Decidual and placental tissues were minced into approximately 0.2–1-mm3 cubes with scissors and digested with 10 mL of 10 mg/mL collagenase IV (Sigma, USA) solution in RPMI 1640 medium (Gibco, USA) with 10% FBS (Gibco, USA) at 37°C for 90 min in a shaking incubator. The supernatant was diluted with medium and filtered through 100-μm, 70-μm, and 40-μm cell strainers (Miltenyi, Germany) in sequence. The flow-through was centrifuged and resuspended in 5 mL of red blood cell lysis buffer (Biosharp, China) for 8 min. The mixture was centrifuged at 300 × g and 4°C for 5 min, and the cell pellet was resuspended in 1 mL of medium for 10× single-cell sequencing.

10× Single-cell RNA sequencing data analysis

A Cell Ranger Single-Cell Software Suite (version 3.0, 10x Genomics) was used to align and quantify 10× sequencing data. Alignment, filtering, barcode counting, and unique molecular identifier (UMI) counting were performed with a Cell Ranger count module to generate a feature-barcode matrix and determine clusters.

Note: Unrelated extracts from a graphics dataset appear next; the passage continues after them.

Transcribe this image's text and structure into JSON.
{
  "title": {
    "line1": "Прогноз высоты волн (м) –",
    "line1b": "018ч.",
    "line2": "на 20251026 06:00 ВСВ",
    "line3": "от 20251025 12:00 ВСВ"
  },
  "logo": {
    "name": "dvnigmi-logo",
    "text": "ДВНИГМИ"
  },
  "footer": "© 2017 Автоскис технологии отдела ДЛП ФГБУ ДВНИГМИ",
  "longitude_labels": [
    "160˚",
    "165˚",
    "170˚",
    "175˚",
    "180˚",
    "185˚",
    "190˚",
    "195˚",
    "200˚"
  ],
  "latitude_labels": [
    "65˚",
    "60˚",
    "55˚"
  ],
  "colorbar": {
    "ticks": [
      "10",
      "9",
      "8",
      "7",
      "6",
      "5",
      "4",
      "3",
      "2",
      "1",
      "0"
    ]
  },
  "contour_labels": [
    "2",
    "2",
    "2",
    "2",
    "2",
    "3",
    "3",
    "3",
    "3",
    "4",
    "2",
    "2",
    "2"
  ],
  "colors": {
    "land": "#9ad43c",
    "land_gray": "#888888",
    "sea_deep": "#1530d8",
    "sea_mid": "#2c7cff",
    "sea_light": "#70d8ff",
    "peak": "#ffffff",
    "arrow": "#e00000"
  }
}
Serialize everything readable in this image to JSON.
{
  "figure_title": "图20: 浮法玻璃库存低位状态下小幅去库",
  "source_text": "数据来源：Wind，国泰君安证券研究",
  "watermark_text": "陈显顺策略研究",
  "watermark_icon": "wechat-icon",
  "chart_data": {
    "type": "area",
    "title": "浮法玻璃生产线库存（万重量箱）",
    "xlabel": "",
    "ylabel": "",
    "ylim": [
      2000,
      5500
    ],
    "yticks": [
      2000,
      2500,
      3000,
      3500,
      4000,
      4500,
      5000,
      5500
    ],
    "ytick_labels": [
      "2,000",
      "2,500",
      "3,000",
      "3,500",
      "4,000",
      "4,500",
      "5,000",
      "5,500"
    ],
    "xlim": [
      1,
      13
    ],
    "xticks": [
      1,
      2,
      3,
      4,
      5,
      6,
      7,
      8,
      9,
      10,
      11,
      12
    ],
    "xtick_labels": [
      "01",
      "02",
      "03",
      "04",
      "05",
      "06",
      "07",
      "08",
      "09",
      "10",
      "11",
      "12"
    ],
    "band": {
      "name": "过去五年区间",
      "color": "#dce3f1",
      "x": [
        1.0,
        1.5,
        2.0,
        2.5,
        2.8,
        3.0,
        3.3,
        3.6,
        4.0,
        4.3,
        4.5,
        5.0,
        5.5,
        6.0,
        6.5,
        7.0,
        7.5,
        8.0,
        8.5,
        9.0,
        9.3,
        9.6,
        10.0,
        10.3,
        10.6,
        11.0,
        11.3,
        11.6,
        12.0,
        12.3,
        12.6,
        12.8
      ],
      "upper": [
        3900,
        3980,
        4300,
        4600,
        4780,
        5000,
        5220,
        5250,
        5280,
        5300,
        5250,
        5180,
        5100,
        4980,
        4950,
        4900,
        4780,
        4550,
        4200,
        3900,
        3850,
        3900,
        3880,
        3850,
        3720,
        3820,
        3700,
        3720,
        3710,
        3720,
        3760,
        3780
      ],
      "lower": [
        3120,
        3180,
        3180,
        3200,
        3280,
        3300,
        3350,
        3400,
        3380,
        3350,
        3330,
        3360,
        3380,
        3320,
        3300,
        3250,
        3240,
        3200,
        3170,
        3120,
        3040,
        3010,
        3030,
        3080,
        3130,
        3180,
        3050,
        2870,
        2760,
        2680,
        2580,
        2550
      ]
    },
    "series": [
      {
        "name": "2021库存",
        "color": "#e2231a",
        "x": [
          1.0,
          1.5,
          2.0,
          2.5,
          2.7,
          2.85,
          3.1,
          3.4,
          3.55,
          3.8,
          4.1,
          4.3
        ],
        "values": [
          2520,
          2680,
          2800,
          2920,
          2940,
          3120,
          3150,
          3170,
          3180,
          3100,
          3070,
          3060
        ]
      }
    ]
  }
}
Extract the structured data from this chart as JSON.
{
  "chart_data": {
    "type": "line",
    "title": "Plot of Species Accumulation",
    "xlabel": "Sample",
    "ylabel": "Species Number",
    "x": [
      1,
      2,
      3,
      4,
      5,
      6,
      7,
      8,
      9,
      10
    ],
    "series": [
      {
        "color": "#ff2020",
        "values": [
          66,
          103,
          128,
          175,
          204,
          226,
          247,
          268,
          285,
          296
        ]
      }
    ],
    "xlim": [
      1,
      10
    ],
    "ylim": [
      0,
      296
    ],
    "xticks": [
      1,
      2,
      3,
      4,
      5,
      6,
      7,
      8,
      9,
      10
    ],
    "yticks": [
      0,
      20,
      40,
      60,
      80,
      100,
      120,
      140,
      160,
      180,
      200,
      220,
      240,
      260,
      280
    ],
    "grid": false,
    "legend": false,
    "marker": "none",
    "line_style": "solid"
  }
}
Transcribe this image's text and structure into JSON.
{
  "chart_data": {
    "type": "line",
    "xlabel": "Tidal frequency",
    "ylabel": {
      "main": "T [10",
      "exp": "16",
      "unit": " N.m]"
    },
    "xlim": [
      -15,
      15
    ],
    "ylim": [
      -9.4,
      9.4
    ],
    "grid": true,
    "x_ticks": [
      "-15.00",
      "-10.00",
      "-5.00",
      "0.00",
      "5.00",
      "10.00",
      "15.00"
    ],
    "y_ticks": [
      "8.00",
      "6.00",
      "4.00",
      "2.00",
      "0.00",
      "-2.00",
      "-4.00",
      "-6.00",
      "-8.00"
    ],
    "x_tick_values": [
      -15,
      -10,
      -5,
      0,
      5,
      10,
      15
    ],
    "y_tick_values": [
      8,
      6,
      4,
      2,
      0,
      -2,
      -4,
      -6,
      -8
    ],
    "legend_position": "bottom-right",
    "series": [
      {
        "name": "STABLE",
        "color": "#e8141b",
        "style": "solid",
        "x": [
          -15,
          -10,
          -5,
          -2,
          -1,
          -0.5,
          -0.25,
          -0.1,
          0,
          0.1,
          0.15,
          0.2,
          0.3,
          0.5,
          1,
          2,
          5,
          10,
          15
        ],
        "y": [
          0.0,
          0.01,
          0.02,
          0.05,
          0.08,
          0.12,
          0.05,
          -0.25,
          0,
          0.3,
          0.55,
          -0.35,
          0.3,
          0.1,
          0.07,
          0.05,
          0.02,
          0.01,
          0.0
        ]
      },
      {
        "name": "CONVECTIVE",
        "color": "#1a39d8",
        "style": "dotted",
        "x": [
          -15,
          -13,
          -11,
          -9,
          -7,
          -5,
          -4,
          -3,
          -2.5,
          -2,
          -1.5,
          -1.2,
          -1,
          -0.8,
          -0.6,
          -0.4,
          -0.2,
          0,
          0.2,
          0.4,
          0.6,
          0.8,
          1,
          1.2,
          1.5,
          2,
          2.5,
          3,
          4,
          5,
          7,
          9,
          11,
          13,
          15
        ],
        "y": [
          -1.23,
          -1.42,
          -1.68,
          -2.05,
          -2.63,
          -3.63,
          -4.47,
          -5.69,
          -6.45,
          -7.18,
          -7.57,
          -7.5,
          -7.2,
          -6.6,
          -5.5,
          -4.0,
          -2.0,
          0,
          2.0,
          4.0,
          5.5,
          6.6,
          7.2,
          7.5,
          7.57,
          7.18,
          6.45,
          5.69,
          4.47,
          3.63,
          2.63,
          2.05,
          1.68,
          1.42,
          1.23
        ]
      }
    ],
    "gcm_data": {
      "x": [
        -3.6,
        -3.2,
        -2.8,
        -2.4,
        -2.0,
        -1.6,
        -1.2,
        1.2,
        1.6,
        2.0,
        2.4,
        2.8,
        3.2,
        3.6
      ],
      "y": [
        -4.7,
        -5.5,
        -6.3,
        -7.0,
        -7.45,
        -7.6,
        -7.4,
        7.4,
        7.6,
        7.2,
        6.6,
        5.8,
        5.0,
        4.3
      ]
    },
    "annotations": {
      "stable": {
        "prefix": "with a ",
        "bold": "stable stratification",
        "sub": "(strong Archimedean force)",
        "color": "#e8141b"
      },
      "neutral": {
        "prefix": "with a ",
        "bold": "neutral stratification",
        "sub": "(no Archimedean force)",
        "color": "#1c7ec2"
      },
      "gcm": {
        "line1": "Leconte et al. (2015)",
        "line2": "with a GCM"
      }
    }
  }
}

Seurat (version 4.0.1) was used to analyze downstream data. Cells with a gene number lower than 500 or higher than 8,000 or with a mitochondrial gene ratio higher than 30% were regarded as abnormal and filtered out. All Seurat objects for individual samples were integrated into one combined object. The union of the top 2,000 variable genes for combined objects was then used to perform canonical correlation analysis (CCA) of different samples of data. The CCA subspaces were then aligned using 1:25 CCA dimensions, and uniform manifold approximation and projection (UMAP) was performed to visualize all the cells. The expression of established lineage marker genes was used to assign cell types. The gene expression levels were visualized using VlnPlot.

Statistics

All data were collected using Prism 7 software (GraphPad). The data in bar and line graphs represent the means ± standard errors of the mean (SEMs). Two-tailed Student’s t test was used for comparisons between two groups. For comparisons among multiple groups, one-way ANOVA followed by Tukey’s multiple comparisons test was applied. For multiple groups with multiple characteristics, two-way ANOVA was used. All the data are presented as the means ± SEMs, and a p value <0.05 was considered to indicate statistical significance.